The great men seem to me to have aged a little since my last visit. Lord Palmerston has renounced his false teeth, which make an immense change in his appearance. He has retained his whiskers, and looks like a gorilla that is slightly tipsy. Lord Russell has a less good-humoured expression than formerly. The great beauties of the season have departed, but they were not praised as anything extraordinary. The toilets seem to me, as usual, very common and shabby; but nothing can resist the air of this country. My throat is an evidence of it. I am as hoarse as a wolf, and breathe very badly.
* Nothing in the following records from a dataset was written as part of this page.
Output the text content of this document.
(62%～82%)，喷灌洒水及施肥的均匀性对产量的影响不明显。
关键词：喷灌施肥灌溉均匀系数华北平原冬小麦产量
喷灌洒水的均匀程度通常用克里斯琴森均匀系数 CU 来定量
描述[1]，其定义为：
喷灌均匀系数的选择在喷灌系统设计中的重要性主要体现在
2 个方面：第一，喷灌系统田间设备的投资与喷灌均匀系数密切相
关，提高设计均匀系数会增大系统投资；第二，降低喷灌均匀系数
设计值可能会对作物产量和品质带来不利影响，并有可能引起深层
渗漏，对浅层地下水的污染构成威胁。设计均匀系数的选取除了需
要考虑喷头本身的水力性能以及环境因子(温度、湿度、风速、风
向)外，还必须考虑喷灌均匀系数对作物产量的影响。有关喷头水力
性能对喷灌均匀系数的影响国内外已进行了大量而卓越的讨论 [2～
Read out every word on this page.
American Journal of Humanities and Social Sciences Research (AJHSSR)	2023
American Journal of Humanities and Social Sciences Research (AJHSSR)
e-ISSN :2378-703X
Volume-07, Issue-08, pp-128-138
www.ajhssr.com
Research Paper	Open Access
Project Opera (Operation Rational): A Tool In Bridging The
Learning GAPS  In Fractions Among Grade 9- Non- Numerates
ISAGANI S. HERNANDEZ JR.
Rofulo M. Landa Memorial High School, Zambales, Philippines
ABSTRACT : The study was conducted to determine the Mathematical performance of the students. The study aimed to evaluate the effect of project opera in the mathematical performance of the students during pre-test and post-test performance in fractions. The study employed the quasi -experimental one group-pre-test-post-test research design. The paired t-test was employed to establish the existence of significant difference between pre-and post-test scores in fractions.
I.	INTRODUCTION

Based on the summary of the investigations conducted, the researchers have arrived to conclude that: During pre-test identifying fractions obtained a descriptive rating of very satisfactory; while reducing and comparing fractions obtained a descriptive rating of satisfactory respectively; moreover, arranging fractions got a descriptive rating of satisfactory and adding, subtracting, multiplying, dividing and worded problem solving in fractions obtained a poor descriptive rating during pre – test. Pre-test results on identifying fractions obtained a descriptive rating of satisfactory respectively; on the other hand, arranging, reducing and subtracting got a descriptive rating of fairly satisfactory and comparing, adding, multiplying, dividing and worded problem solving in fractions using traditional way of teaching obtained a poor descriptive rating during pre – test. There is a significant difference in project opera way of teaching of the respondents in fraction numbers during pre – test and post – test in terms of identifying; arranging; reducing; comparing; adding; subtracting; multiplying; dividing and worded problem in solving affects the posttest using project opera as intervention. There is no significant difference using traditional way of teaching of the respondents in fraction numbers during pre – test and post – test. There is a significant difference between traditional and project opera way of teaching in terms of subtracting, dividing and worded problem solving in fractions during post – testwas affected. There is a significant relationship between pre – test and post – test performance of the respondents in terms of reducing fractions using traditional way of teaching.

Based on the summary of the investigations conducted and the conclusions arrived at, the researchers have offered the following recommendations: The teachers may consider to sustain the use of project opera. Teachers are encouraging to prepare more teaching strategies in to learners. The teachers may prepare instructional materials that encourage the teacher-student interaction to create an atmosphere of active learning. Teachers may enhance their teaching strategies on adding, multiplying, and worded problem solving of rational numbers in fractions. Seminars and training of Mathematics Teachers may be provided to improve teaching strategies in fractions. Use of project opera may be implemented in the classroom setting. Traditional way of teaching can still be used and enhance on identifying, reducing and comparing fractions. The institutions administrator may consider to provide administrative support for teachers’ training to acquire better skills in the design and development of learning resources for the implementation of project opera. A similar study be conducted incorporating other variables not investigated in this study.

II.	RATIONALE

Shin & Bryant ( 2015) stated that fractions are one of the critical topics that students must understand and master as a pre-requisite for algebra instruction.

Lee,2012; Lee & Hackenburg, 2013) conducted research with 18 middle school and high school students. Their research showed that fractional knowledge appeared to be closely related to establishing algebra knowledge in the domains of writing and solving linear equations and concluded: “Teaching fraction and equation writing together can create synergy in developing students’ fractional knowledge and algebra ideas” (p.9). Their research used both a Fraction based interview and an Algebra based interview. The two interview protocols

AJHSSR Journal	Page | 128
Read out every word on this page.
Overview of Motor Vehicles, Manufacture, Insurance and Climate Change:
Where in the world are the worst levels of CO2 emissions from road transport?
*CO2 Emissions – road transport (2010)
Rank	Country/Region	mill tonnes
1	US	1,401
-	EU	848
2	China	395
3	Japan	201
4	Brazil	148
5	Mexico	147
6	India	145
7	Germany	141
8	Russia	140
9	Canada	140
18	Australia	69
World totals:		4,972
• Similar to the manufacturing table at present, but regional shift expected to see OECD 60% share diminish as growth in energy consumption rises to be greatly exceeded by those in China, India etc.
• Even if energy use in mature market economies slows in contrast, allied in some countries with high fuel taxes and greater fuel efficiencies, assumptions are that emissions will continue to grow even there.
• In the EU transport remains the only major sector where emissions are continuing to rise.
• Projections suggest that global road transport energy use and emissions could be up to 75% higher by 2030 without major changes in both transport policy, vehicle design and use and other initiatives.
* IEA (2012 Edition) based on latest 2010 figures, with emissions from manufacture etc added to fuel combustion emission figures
I fancy that you must be having cooler weather than we, and that the sea-baths will give you an appetite. I am beginning to be bored with London and the English, and shall be in Paris before the 25th. And you? I have read a rather amusing book, The History of George III, by a Mr. Phillimore, who makes out this prince to be a rascal and a fool. It is very witty, and convincing enough. I paid twenty francs for the last work of Borrow, The Wild Wales. If you want to pay fifteen francs for it, I shall be charmed to turn it over to you. But you will not want it at any price. The fellow has altogether deteriorated. Good-bye, dear friend.
CCLXVI
Paris, August 30, 1863.
I go to-morrow to Biarritz with Panizzi, who joined me here yesterday. We are invited by our gracious sovereign, who will entertain us at the sea-shore for I know not how long. I shall settle in Cannes during October, returning to Paris for the discussion of the address, and remaining here, probably, all the month of November. In spite of presidents and sea-monsters, I hope to see you at that time.
I have an extremely curious book, which I will lend you if you are good and kind to me. It is an account of a trial of the Seventeenth Century, related by an imbecile. A nun belonging to his Majesty’s family was in love with a Milanese gentleman, and as there were other nuns to whom this was displeasing, they killed her, aided by her lover. It is highly edifying, and, as an exponent of the morals of the time, very interesting.
Read Une Saison à Paris, by Madame de ——. She is a person abounding in candour, who felt a keen desire to make herself agreeable to his majesty, and said so to him at a ball in terms so categoric and so definite, that nobody in the world, except yourself, would have failed to understand her. He was so astounded that he found nothing to say in reply, and it was only after three days, so they say, that he repulsed her. I can imagine you making the sign of the cross and that horrified face with which I am so familiar.
Have you read Renan’s Life of Jesus? Probably not. It is a small book, but full of import. ‘Tis like a great blow of an axe on the edifice of Catholicism. The author is so terrified by his own audacity in denying the divinity of Christ, that he loses himself in hymns of praise and adoration, until he has no longer the philosophic understanding which enables him to decide on questions of doctrine. It is interesting, however, and if you have not already done so, you will read it with pleasure.
I have my packing to do, and so I must leave you. My address until the new order is established will be Villa Eugénie, Biarritz (Basses-Pyrénées). Write to me quickly. Good-bye.